The Buzz on Bees: Keep Your Ears Open!

Bees “bearding” or hanging off of each other outside a crowded high entrance before swarming.

Judging by the surplus of sneezes and itchy eyes, it’s safe to say allergy season is upon us. Red-nosed visitors flood farmers markets in search of nature’s remedy for pollen’s punishment—honey.
Honeybees have been working especially hard in the past few years to produce enough honey to sustain them through the winter and successfully pollinate more than 100 crop varieties. Hives are collapsing; beekeepers on Long Island continue to lose hives through the winter. Strong evidence points a big finger at neonicotinoids, a major pesticide repeatedly linked to colony collapse disorder. The European Union recently banned its use.

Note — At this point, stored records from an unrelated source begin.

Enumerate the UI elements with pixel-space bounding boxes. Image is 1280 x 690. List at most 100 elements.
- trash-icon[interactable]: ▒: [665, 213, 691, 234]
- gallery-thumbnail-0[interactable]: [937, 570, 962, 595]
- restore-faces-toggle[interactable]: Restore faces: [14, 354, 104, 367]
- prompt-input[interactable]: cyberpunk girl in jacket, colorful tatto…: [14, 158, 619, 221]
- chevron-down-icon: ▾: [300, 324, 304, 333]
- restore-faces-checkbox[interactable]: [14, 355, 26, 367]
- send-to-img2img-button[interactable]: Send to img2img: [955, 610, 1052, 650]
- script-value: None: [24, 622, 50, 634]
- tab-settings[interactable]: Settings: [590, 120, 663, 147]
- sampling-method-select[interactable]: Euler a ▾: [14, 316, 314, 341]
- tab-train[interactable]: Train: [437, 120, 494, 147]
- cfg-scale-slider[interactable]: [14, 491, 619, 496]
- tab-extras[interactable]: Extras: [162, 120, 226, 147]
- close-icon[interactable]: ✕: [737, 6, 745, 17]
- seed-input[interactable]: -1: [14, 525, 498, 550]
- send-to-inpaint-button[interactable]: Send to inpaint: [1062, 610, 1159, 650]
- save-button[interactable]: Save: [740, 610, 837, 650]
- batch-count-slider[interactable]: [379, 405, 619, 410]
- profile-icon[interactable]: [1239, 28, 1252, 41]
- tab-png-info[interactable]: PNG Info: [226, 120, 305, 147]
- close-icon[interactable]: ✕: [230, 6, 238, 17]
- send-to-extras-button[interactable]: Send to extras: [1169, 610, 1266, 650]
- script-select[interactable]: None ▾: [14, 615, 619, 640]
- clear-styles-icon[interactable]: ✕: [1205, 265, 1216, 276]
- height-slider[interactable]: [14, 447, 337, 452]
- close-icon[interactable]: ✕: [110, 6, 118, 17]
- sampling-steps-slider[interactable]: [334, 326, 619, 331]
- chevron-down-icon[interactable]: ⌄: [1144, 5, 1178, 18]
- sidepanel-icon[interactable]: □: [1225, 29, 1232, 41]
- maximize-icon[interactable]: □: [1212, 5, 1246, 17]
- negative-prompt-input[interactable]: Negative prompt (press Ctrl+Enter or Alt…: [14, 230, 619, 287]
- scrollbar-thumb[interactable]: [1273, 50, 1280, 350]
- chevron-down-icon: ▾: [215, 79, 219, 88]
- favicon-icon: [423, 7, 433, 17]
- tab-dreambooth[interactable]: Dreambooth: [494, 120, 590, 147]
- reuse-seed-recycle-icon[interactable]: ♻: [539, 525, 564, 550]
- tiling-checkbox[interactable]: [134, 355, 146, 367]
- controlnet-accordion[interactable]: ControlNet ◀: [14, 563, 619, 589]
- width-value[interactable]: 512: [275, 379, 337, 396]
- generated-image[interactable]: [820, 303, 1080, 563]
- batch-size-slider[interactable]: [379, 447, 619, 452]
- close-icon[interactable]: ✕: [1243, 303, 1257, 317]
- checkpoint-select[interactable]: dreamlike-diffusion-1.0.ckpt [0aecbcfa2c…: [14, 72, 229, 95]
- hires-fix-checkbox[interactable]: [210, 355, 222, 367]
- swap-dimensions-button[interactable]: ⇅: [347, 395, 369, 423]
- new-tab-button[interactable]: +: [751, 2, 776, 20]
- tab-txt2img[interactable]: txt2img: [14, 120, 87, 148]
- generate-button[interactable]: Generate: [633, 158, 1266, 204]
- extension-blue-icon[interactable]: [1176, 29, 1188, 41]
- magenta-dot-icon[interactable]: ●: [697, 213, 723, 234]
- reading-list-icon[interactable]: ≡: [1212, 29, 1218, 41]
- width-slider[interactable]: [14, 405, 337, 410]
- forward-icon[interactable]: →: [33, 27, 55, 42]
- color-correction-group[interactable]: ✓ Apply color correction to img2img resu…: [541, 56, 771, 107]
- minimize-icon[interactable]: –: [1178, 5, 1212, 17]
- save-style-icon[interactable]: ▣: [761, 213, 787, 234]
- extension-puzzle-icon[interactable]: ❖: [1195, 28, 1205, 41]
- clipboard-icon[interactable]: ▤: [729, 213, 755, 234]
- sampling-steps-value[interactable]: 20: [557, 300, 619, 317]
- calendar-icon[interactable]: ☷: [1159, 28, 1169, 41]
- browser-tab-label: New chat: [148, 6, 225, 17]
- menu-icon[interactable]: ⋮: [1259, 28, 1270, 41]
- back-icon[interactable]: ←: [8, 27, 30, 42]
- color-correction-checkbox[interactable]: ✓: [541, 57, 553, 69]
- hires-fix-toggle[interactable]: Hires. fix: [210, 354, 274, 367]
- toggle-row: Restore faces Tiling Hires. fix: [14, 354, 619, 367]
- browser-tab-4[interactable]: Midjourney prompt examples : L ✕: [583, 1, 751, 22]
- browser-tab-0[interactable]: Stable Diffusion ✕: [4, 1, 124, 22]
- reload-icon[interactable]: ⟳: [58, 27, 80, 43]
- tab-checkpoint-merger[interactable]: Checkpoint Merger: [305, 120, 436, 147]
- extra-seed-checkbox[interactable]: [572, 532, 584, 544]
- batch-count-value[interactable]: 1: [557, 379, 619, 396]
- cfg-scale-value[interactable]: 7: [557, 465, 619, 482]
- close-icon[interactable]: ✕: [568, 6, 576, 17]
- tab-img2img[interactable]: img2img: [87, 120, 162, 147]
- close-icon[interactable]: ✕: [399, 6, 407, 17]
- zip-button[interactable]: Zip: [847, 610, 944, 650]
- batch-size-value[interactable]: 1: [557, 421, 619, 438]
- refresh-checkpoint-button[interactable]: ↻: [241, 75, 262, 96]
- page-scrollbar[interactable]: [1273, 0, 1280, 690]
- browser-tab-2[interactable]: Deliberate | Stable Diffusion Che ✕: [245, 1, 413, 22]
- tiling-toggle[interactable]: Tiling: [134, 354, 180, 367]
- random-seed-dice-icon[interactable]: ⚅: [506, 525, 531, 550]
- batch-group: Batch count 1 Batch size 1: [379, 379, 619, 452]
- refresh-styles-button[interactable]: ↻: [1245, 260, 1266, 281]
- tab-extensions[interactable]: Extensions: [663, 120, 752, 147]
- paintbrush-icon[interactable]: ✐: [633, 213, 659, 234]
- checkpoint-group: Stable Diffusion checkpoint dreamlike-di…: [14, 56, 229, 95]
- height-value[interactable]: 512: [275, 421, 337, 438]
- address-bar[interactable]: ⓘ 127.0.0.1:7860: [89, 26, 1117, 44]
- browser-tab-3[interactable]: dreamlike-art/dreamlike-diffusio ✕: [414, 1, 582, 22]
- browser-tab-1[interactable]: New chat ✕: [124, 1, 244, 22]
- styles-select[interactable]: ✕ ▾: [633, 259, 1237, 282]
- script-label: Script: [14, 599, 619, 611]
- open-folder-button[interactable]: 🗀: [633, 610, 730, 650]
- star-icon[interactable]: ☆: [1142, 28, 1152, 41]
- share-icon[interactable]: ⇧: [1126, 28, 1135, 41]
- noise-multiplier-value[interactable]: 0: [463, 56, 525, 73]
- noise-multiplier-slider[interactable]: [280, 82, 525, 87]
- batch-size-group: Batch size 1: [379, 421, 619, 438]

Thankfully the honeybees generously allow us to raid their homes and share their food when our allergies kick in, but not without a few stings. Approximately 25 percent of our food crops rely on the pollinating work of honeybees. Without them we will not only be left sniffling with an unsatisfied sweet tooth throughout the spring, but we will also have to worry about our food supply.
While we patiently wait for apiarists on Long Island to harvest this year’s honey, you can help the bees by keeping an ear and eye out for swarms. Healthy hives get crowded this time of year, which increases their propensity to swarm. Craig Byer of Long Island Honey Bees describes how the queen bee continuously lays eggs in empty cells of wax honeycomb the bees build inside hives. When the cells in the comb are completely filled with pollen and honey, the queen bee doesn’t have anywhere to lay eggs and leaves the hive with her loyal followers in search of a new nesting site.
If you hear a loud buzz coming from what looks like a giant clump of bees hanging off of a tree branch or the like, you’ve found a swarm. There’s no need to fear. Bees are less likely to sting you during a swarm since their abdomen are heavy with honey they gorged before travel, leaving them lethargic and less defensive.
While it might be tempting to say hello, refrain from any amateur apitherapy sessions and call in a local beekeeper like Byer to capture the swarm. This ensures the bees will find a safe place to colonize while leaving you sting free. The honeybees need our help. Let’s thank them for all of the sweetness they share with us by keeping an eye or ear out for them.